The city’s Environmental Services Department, which Aguirre does not control, had been developing a similar ordinance last summer and had expected to formally propose it by last fall. But it did not. Aguirre said the city “has inexplicably postponed mandatory recycling,” and said he hoped to create the “legal imperative” to push that policy forward to the City Council.
The city’s current recycling service costs about $10 million annually. The Mayor’s Office estimated that Aguirre’s proposal would cost about $2.5 million annually, with a $3 million one-time cost of buying at least 60,000 new recycling bins.
“This would have significant cost ramifications for the city of San Diego,” said Fred Sainz, spokesman for Mayor Jerry Sanders. “Either the general fund is going to pay for it or citizens are going to pay for it. And if the general fund pays for it, we would be stretching an already overburdened general fund. And if it’s a fee, the mayor would not support [it].”

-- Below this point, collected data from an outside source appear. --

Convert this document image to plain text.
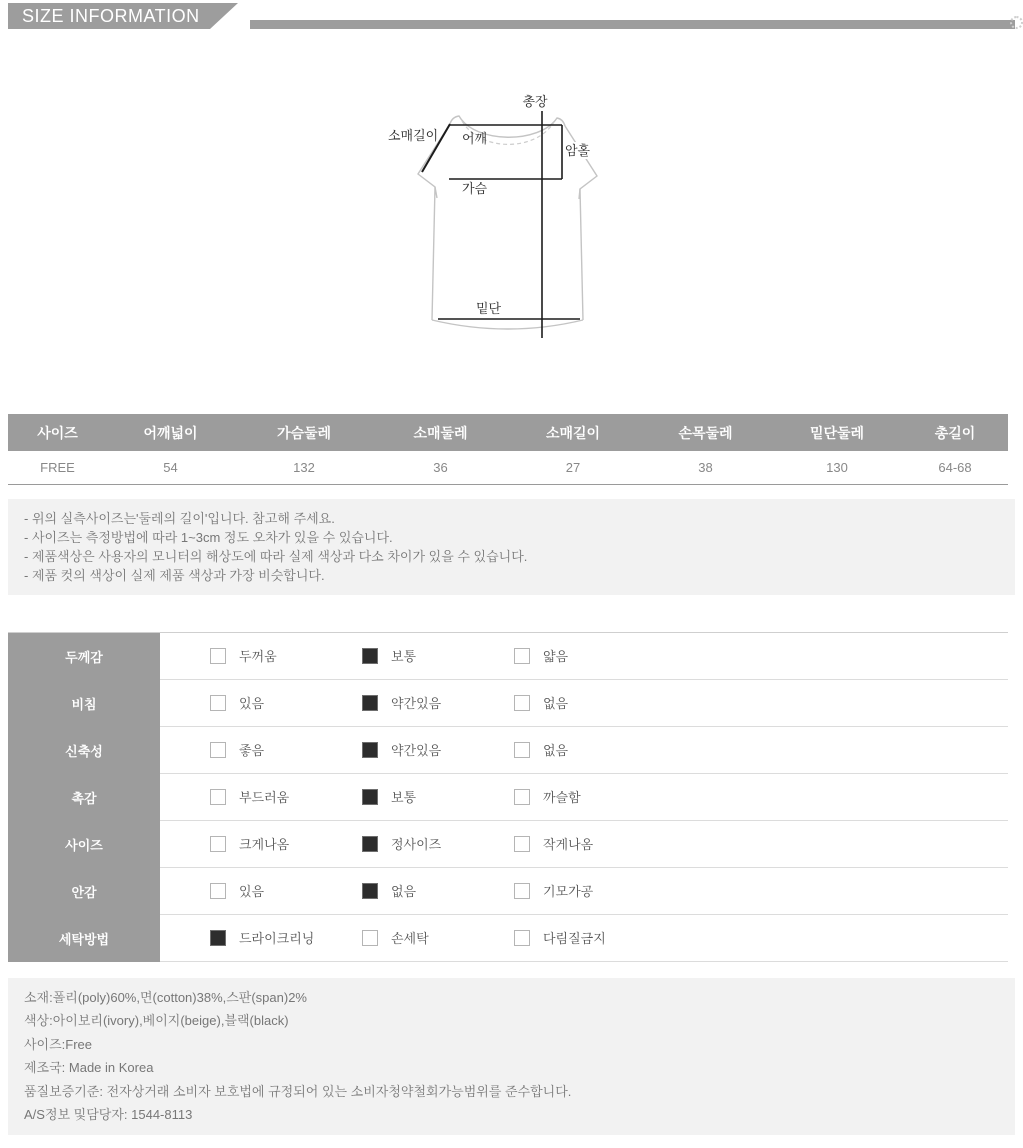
SIZE INFORMATION
총장
소매길이 어깨
암홀
가슴
밑단
사이즈	어깨넓이	가슴둘레	소매둘레	소매길이	손목둘레	밑단둘레	총길이
FREE	54	132	36	27	38	130	64-68

- 위의 실측사이즈는'둘레의 길이'입니다. 참고해 주세요.

- 사이즈는 측정방법에 따라 1~3cm 정도 오차가 있을 수 있습니다.

- 제품색상은 사용자의 모니터의 해상도에 따라 실제 색상과 다소 차이가 있을 수 있습니다.

- 제품 컷의 색상이 실제 제품 색상과 가장 비슷합니다.

두께감	두꺼움	보통	얇음
비침	있음	약간있음	없음
신축성	좋음	약간있음	없음
촉감	부드러움	보통	까슬함
사이즈	크게나옴	정사이즈	작게나옴
안감	있음	없음	기모가공
세탁방법	드라이크리닝	손세탁	다림질금지

소재:폴리(poly)60%,면(cotton)38%,스판(span)2%

색상:아이보리(ivory),베이지(beige),블랙(black)

사이즈:Free

제조국: Made in Korea

품질보증기준: 전자상거래 소비자 보호법에 규정되어 있는 소비자청약철회가능범위를 준수합니다.

A/S정보 및담당자: 1544-8113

Sainz said the mayor would support an alternative — a proposed facility near the Miramar Landfill to sort and recycle construction debris. That would boost the city’s waste diversion rate more than a mandatory recycling program, city officials say, because construction debris accounts for more waste than do home and office recyclables.
City officials have estimated that an expanded recycling program would boost the city’s diversion rate about 3 percent, while the facility for construction and demolition debris — asphalt and concrete can be recycled — would boost it 5 percent to 6 percent.
Mandatory recycling is enforced in several other West Coast cities. Seattle has one of the country’s strictest approaches to recycling. The city fines businesses whose garbage is repeatedly filled with more than 10 percent recyclable material. Homeowners aren’t fined. The city simply stops picking up their trash.
Aguirre said his proposal would not be so draconian. But homeowners who do not recycle could be fined if they fail to recycle. His proposal does not outline how that would be enforced.
Recycling advocates hailed Aguirre’s proposal.
“Those recyclables that are part of this mandatory recycling ordinance are resources the city can make money on,” said Rich Flammer, a spokesman for Zero Waste San Diego, a nonprofit group that advocates for the elimination of all waste. “Initiating the program may be expensive, but in the long run, it’ll save the taxpayers money. [Recyclables] are worth a lot of money.”
The associations that would be most affected were more skeptical. Bob Pinnegar, executive director of the San Diego County Apartment Association, said many details still need to be resolved. Residents would need to be educated about recycling; space would need to be created for new recycling bins — potentially sacrificing valuable parking spots.
“We’re not opposed to recycling,” Pinnegar said. “It’s just whether we can do it in a thoughtful manner so it can have the least possible impact.”
Some attention focused simply on the fact that the proposal came from Aguirre, who as city attorney is charged with providing legal advice to the city, but is often criticized for reaching beyond his office’s scope into the policy realm.
“The city attorney didn’t talk to any stakeholders to ascertain the facts before coming up with the ordinance,” said Craig Benedetto, spokesman for the San Diego Building Owners and Managers Association. “It’s great the city attorney wants to get involved in recycling, but you should probably get the facts before you come up with a policy like this.”
Aguirre said he had sent a request to Council President Scott Peters to have his proposal docketed before the City Council. Peters’ spokeswoman said such a request hadn’t yet been received.